Oh no. I was worrying there might be a problem, and hoping it wasn’t so. I am wishing for the best possible outcome for Lily and her puppy.


----------



## Liz (Oct 2, 2010)

I'm so sorry to hear this. Best wishes to Lily and her puppy on a safe delivery tomorrow.


----------



## 94Magna_Tom (Feb 23, 2021)

Sad news. I'm praying for her and her pup.


----------



## Rose n Poos (Sep 22, 2017)

Hoping as hard as I can for a happy outcome.


----------



## PeggyTheParti (Sep 5, 2019)

It sounds like she’s in very good hands. Hoping for good news.


----------



## Asta's Mom (Aug 20, 2014)

Hope that everything goes well - sounds like you have been doing all you can. ((HUGS))


----------



## fjm (Jun 4, 2010)

I am so sorry - I am sure Lily will do well with such excellent care, and I hope the puppy is developed enough to survive and thrive. You have all certainly done everything possible for them.


----------



## Mufar42 (Jan 1, 2017)

Wishing you luck.


----------



## AlpineLily (Jun 22, 2021)

Thank you everyone.

Lily was at the pet hospital under observation. 

When the remaining puppy's heartbeat started to drop below 180 and showed signs of distress, they did the cesarean.

The other dead puppy was very decomposed.

The live puppy is a boy. 57 grams. Very premature.

The vet couldn't believe he's breathing and hanging on and didn't give me much hope, but they did everything they could. 4 other emergencies arrived so they sent me home.

10 hours later.. he's not giving up yet!

Lily is sleeping downstairs and is well now.

The puppy is now here with me. Eating. Moving. Vocalizing. A few drops of pee.

I have a lamp to regulate his temperature, a syringe to give milk formula, and I haven't left his side.

My husband keeps calling me "still alive?"
"Yes, eating and moving"

So very, very tiny!

No sleeping for now.


----------



## PeggyTheParti (Sep 5, 2019)

Wow! Tiny little miracle puppy! Praying he thrives.

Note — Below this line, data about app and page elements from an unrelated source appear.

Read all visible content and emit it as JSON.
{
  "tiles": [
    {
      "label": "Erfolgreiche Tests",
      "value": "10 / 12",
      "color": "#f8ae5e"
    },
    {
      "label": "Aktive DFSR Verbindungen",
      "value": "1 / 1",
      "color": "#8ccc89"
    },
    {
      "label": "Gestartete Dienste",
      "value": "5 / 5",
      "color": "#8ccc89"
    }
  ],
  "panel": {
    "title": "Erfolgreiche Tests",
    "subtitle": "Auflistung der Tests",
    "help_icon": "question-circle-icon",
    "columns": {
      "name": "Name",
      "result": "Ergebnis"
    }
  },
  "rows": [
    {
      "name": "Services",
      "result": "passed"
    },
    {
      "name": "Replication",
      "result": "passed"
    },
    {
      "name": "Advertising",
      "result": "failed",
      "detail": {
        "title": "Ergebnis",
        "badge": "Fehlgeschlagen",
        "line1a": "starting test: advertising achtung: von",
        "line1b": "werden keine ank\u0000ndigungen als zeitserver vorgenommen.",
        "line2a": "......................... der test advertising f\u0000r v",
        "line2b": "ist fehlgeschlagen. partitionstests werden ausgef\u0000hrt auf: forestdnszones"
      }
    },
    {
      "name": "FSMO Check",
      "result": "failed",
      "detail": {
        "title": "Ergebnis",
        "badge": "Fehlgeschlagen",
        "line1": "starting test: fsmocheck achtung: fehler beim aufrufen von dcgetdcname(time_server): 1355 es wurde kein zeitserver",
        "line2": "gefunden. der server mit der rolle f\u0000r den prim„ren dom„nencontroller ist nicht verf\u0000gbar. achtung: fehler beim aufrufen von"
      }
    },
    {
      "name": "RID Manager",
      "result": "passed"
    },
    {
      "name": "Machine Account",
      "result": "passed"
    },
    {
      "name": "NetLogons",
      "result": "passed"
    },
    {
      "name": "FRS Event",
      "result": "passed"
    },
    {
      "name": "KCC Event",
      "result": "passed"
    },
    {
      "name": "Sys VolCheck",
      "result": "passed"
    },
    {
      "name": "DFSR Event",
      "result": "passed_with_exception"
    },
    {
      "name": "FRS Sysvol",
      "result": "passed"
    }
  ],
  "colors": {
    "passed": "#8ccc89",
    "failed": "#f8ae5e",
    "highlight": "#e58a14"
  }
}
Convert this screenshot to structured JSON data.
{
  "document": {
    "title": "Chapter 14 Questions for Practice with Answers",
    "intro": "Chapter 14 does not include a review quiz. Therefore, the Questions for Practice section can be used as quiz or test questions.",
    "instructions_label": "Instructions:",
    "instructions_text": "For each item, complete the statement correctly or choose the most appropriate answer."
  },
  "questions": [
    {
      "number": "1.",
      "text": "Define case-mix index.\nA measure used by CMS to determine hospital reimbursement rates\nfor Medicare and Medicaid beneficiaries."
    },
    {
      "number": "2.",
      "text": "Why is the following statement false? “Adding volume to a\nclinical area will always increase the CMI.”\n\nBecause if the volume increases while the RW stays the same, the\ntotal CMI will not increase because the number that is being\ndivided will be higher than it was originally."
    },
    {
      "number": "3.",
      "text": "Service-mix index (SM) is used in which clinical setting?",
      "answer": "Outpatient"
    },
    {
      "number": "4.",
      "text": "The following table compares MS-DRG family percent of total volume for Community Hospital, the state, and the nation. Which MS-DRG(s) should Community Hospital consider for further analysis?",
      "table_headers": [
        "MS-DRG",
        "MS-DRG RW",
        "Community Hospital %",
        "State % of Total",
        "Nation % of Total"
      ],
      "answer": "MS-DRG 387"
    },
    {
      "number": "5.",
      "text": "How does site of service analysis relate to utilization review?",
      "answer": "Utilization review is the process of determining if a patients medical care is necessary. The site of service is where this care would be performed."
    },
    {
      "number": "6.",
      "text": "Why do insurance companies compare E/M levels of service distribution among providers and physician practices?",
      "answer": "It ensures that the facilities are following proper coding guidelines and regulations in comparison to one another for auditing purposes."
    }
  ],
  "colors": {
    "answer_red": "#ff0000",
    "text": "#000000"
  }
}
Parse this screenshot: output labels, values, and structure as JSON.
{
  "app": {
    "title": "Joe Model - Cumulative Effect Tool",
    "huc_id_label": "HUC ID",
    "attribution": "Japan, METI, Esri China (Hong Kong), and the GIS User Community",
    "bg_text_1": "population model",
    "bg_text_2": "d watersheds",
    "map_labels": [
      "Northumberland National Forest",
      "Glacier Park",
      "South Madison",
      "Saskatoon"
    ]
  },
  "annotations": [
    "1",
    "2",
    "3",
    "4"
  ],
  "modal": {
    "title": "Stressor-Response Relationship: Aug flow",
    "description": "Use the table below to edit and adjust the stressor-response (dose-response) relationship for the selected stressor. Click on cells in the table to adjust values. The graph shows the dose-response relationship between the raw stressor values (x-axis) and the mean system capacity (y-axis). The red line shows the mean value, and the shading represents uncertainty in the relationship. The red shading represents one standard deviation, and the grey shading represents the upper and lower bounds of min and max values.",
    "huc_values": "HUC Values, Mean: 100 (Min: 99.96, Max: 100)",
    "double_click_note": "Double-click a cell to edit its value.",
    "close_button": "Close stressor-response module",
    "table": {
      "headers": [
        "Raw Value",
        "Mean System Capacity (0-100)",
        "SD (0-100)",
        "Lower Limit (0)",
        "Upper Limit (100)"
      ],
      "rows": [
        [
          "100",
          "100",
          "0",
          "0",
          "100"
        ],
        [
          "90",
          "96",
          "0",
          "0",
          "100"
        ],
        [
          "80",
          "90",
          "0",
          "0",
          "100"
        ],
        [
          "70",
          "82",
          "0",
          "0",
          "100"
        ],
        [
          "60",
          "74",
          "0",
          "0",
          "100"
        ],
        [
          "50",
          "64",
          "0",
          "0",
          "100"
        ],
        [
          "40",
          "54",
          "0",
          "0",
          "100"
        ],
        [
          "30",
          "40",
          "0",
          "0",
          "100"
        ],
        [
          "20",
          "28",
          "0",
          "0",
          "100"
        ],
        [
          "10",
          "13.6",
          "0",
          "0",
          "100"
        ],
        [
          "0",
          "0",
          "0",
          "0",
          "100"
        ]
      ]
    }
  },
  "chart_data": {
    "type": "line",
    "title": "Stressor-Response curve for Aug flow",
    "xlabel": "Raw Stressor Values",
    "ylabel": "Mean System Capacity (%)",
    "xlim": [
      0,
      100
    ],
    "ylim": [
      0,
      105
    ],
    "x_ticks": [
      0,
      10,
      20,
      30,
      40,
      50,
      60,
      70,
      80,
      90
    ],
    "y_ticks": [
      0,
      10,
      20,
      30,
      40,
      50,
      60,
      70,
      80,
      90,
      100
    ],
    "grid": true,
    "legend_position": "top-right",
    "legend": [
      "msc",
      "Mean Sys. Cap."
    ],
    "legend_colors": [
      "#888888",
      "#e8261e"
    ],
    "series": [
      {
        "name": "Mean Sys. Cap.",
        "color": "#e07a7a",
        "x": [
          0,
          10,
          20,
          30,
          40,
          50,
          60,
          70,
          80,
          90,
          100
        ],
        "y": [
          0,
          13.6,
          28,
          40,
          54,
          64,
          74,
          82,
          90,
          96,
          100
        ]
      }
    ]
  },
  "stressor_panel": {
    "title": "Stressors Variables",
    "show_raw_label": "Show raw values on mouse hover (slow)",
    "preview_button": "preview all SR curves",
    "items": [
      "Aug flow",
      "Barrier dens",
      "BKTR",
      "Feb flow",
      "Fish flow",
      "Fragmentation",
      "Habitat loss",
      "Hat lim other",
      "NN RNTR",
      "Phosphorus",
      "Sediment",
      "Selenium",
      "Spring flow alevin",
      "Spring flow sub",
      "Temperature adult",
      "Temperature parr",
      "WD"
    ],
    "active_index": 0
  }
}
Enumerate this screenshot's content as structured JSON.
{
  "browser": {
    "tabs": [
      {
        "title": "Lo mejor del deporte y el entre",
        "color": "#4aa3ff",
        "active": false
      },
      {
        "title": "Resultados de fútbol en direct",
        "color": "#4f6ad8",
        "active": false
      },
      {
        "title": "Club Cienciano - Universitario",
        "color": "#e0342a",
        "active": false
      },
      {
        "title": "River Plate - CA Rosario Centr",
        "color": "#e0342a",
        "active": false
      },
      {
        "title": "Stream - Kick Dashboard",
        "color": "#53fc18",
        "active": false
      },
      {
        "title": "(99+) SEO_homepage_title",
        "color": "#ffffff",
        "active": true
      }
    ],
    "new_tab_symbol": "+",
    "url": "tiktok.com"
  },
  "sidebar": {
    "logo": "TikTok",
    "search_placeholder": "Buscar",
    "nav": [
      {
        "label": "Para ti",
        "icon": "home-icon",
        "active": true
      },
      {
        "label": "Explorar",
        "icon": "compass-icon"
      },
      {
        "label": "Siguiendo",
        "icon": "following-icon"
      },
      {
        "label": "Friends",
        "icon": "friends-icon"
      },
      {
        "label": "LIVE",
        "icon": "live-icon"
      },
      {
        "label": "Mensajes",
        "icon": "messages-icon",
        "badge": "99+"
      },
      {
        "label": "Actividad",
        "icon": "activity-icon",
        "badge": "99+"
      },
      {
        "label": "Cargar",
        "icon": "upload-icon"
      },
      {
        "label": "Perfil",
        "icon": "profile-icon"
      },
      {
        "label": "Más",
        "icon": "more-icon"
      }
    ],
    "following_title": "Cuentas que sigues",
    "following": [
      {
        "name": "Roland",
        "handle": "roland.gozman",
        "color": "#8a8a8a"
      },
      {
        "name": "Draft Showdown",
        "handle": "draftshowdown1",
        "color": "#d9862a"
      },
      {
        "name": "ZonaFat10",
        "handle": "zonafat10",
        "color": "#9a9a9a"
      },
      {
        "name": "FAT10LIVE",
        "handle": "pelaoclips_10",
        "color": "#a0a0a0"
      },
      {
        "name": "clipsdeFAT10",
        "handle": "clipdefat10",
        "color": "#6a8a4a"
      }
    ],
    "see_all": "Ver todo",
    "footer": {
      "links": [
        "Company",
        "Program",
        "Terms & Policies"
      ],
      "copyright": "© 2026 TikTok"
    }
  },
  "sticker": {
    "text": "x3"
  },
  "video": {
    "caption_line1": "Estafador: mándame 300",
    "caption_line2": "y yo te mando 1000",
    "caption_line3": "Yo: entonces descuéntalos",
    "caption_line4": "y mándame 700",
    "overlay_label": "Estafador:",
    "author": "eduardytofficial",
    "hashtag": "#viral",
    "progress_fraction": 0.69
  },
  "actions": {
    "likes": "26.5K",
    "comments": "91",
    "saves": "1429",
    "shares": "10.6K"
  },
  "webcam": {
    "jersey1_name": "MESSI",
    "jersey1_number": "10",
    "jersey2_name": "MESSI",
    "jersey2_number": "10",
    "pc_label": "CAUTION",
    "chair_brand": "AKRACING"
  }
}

And I’m so very happy to hear that Lily is doing okay.


----------



## 94Magna_Tom (Feb 23, 2021)

Praying that you and puppy get through this[emoji120].


----------



## Liz (Oct 2, 2010)

Hoping for a good outcome for Lily and the boypup.


----------



## Rose n Poos (Sep 22, 2017)

I'm happy to know that Lily is home and recovering. I hope she continues to progress with no ill effects. 
I'm sad to know that one puppy never breathed but hoping against hope for his brother. 

I hope you don't mind, but in my thoughts I call them Westley and Miracle Max. 

Sending strength to you all🙏.


----------



## cowpony (Dec 30, 2009)

Wishing a good recovery to you all. So very sad about the lost puppy. I'm glad you were very attentive and got Lily the treatment she needed to survive.


----------



## Rose n Poos (Sep 22, 2017)

Keeping you all in my thoughts, as I'm sure many of us are.


----------



## Mufar42 (Jan 1, 2017)

I am sorry to hear of the loss of the one puppy. Hopefully you can keep this little one going, the first week its difficult. But each day you keep it going is a miracle and he gets a little stronger.


----------



## Rose n Poos (Sep 22, 2017)

Hope to hear from you when you can. You, your husband, Lily, and her babies remain in my thoughts, as you all do in others.


----------